Deploying a Samza job from HDFS

This tutorial uses hello-samza to illustrate how to run a Samza job if you want to publish the Samza job’s .tar.gz package to HDFS.

Build a new Samza job package

Build a new Samza job package to include the hadoop-hdfs-version.jar.

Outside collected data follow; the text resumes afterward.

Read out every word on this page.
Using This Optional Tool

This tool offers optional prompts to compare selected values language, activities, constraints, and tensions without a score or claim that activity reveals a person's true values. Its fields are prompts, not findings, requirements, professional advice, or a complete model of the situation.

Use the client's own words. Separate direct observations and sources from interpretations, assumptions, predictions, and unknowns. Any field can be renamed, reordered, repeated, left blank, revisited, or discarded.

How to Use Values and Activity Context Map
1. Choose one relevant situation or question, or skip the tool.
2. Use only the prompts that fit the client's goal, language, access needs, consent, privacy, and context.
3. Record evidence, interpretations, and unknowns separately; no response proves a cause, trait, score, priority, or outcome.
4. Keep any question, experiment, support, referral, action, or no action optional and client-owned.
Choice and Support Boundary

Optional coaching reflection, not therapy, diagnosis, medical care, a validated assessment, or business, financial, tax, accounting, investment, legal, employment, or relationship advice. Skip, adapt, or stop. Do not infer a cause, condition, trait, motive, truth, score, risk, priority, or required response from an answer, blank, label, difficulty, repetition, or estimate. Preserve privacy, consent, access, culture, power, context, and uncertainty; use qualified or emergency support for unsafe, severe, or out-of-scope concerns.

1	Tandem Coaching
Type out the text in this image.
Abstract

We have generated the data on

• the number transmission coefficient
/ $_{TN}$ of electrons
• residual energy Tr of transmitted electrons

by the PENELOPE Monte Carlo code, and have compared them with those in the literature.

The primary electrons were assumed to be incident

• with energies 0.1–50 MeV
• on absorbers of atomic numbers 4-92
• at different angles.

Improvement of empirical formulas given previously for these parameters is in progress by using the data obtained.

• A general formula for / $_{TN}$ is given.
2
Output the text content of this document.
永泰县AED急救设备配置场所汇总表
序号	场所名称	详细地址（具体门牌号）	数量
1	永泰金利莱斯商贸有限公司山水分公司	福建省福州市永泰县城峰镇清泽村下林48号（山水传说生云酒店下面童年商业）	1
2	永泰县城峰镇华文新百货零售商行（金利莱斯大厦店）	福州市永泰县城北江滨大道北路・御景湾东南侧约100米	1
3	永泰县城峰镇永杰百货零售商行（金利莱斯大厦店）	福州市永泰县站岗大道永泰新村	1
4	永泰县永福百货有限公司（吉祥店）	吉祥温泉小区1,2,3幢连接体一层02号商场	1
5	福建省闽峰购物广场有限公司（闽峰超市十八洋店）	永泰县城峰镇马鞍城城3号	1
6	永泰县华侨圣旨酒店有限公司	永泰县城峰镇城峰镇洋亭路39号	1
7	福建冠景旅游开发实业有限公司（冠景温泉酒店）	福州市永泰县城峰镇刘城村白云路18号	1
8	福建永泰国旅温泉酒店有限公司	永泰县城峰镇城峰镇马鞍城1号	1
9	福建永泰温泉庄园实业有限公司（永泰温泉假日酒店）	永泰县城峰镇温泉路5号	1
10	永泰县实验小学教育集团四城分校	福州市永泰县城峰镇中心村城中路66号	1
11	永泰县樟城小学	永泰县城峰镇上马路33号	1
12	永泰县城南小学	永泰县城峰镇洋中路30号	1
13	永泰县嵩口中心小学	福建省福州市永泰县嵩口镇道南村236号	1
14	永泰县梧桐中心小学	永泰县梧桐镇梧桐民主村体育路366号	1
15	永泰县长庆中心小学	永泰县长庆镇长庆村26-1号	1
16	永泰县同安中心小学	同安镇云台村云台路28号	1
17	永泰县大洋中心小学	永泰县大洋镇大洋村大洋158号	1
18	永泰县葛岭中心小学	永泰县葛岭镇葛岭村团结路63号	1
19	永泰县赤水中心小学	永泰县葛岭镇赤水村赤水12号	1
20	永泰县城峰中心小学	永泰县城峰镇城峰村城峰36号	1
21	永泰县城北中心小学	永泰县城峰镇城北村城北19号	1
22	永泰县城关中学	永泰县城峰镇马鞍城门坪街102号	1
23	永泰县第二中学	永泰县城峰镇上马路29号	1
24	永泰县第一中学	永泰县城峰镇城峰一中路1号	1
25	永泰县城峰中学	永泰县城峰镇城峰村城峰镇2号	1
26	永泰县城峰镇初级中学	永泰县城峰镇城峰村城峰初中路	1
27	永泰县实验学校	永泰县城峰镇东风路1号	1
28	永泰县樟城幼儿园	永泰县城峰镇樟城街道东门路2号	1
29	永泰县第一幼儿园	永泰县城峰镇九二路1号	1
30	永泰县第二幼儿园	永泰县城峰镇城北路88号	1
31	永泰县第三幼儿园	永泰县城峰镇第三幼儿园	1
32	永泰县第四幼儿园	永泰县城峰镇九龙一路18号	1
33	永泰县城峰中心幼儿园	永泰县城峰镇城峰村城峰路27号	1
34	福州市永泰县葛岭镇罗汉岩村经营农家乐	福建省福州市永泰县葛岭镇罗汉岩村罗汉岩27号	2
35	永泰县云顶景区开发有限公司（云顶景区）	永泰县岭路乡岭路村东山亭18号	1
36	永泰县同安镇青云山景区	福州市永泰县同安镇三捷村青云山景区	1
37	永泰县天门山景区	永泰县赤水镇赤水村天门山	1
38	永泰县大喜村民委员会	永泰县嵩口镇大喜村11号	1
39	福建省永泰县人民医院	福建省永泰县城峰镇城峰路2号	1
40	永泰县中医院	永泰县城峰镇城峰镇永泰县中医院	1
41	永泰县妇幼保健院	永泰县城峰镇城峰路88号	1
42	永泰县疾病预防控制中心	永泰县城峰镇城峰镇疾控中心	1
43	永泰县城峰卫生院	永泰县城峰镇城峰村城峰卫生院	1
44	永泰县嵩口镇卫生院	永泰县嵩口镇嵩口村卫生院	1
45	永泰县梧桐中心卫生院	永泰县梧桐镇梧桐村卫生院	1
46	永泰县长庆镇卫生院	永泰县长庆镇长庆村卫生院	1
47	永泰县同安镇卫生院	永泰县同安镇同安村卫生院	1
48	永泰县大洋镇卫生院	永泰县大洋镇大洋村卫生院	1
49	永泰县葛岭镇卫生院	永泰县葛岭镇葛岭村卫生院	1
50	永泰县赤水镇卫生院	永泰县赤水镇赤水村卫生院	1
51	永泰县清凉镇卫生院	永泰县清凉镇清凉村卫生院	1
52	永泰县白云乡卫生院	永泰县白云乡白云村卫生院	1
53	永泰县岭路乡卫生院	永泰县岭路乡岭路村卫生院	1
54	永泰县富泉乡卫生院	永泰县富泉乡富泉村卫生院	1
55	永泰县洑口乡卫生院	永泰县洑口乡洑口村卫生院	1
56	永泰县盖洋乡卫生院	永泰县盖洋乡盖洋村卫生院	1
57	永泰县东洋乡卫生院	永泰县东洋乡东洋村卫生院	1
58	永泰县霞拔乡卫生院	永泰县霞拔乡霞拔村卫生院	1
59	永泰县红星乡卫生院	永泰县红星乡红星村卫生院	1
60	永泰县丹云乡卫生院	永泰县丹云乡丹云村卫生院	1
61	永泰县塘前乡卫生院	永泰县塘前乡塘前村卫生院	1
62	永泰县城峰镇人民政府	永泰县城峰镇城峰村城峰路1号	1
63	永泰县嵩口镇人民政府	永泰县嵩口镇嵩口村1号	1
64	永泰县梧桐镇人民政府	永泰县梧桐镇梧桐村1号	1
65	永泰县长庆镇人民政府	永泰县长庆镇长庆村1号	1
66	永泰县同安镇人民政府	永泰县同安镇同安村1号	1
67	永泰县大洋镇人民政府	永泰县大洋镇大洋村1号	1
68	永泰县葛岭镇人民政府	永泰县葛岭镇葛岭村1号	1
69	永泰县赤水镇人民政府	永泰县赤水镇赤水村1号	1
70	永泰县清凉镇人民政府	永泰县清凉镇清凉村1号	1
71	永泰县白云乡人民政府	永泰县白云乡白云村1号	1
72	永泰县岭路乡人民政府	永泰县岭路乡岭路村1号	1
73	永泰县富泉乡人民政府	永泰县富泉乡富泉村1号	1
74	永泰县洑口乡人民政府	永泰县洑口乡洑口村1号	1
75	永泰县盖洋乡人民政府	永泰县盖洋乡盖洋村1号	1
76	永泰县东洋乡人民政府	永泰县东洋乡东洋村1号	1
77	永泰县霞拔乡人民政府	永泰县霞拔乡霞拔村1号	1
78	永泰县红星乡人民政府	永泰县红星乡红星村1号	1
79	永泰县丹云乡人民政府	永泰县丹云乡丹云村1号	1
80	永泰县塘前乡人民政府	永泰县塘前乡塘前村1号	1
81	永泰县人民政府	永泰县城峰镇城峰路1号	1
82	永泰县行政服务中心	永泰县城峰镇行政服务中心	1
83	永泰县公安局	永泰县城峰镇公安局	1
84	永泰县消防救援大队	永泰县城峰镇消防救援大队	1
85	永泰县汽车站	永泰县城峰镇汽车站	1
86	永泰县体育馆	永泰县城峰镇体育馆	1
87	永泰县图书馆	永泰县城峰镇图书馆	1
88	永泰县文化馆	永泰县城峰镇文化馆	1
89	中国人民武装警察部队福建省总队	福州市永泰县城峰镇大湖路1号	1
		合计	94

  • Add dependency statement in pom.xml of samza-job-package
<dependency>
  <groupId>org.apache.hadoop</groupId>
  <artifactId>hadoop-hdfs</artifactId>
  <version>2.2.0</version>
</dependency>
  • Add the following code to src/main/assembly/src.xml in samza-job-package.
<include>org.apache.hadoop:hadoop-hdfs</include>
  • Create .tar.gz package
mvn clean pacakge
  • Make sure hadoop-common-version.jar has the same version as your hadoop-hdfs-version.jar. Otherwise, you may still have errors.

Upload the package

hadoop fs -put ./samza-job-package/target/samza-job-package-0.7.0-dist.tar.gz /path/for/tgz

Add HDFS configuration

Put the hdfs-site.xml file of your cluster into ~/.samza/conf directory. (The same place as the yarn-site.xml)

Change properties file

Change the yarn.package.path in the properties file to your HDFS location.

yarn.package.path=hdfs://<hdfs name node ip>:<hdfs name node port>/path/to/tgz

Then you should be able to run the Samza job as described in hello-samza.